Yeşilova Mound, which is located in the Bornova district of Izmir and has an important place in Western Anatolian archeology and cultural history, dates back to 8500 years ago.  The remains of the mound, which were found by chance in 2003, are like a beacon that the wisdom of the past holds to the present and the future, as well as being the starting point of the excavations that started in the region in 2005 and are still continuing.

 The "Line 59" Project, which we carried out as the Izmir Poetic Initiative, aims to re-discover the oldest settlement of Izmir, Yeşilova mound , with a psychogeographic sensitivity and bring it to the audience.  This journey is not just a bus line and walking journey, but an expression of a time travel to a "hidden city".

 The focal point of the photography project I create within the scope of the “Line:59” Project is the relationship between urbanization and Yeşilova mound.  The mound, located in the city center of Izmir, is squeezed in the middle of today's so-called "modern" architecture.  The project emphasizes the fact that concretetion is progressing at a rapid pace with each passing day and that it is squeezing and swallowing the traces of the past into small spaces.  Concretetion also compresses today's socio-cultural and aesthetic life into small spaces.  Therefore, the project aims to raise awareness in terms of future resources in this context.

Gözde Yenipazarlı, İzmir, 2021


Gezintiler Zamanı

İnsanların yaşadıkları mekanla, dünyayı anlamlandırma arasında mutlak bir ilişki vardır.  Bu ilişki 2020 yılının Mart ayından beri içinde bulunduğumuz Pandemi sürecinde daha da görünür hale gelmiştir.
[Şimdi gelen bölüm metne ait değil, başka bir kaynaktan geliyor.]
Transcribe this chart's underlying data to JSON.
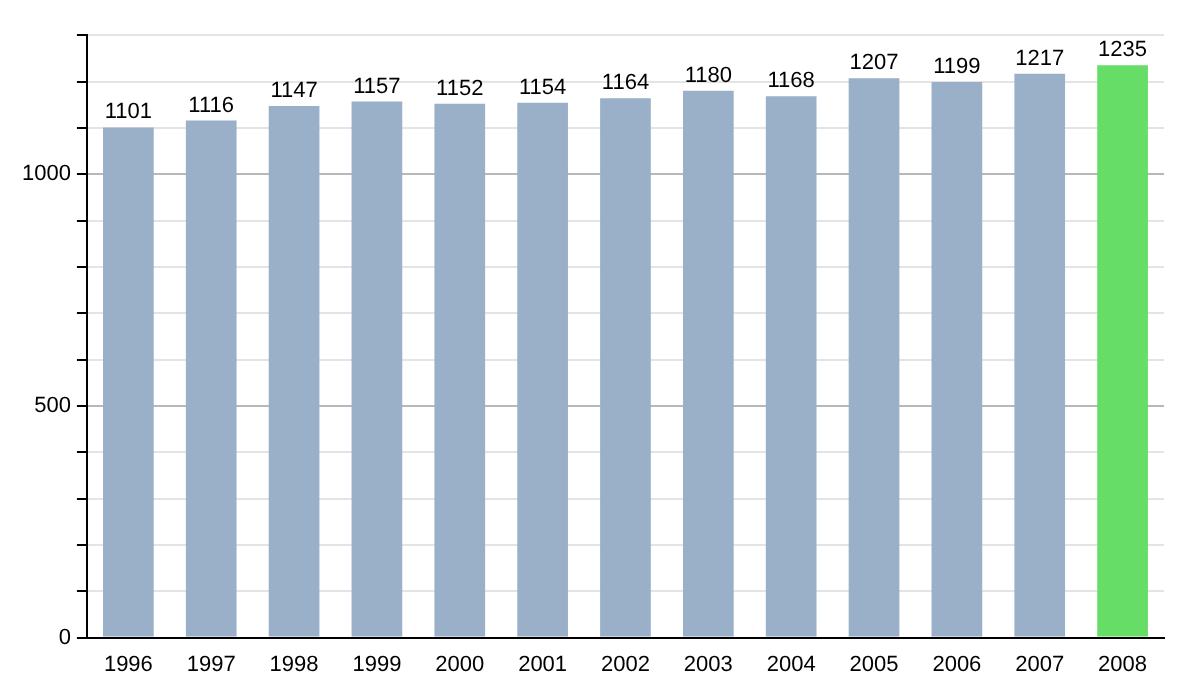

Bu süreç bize, içinde bulunduğumuz ama görmediğimiz, büyük sandığımız fakat küçük dünyalarımızı farkına vardırdı. Ne kadar dar alanlar içerisinde hayatta kalmaya çalıştığını bizlere hatırlattı. Karantina süreçleri boyunca apartmanlarda yaşayan şehirliler, kendilerine apartman bahçelerinde oturma alanları yarattılar ya da var olan mekanları yeniden keşfettiler. Apartman aralarında çoğu zaman görmezden gelinen aslında bu “terkedilmiş” mekanlar bir anda “nefes alan”ları haline dönüştü. İzmir Poetik Sanat İnsiyatifinin ilk projesi olan “Gezintiler Zamanı” için üretilen bu fotoğraf serisi Karşıyaka’nın Bostanlı semtindeki apartman bahçelerinde bulunan oturma alanlarının bir tipolojisi ve psikocoğrafik bir yolculuğun keşiftir.


There is an absolute relationship between the place where people live and the meaning of the world. This relationship has become even more visible during the Pandemic process that we have been in since March 2020. This process made us aware of our small worlds, which we think we are in but do not see, and which we think are big. It reminded us of how narrow spaces he was trying to survive. Urban residents living in apartments during the quarantine period created sitting areas in their apartment gardens or rediscovered existing spaces. In fact, these “abandoned” spaces, which were often ignored between apartment buildings, suddenly turned into “breathing spaces”. Produced for the first project of the Izmir Poetic Art Initiative, "Time of Walks", this photo series is a typology of living spaces in the apartment gardens in the Bostanlı district of Karşıyaka and an exploration of a psychogeographic journey.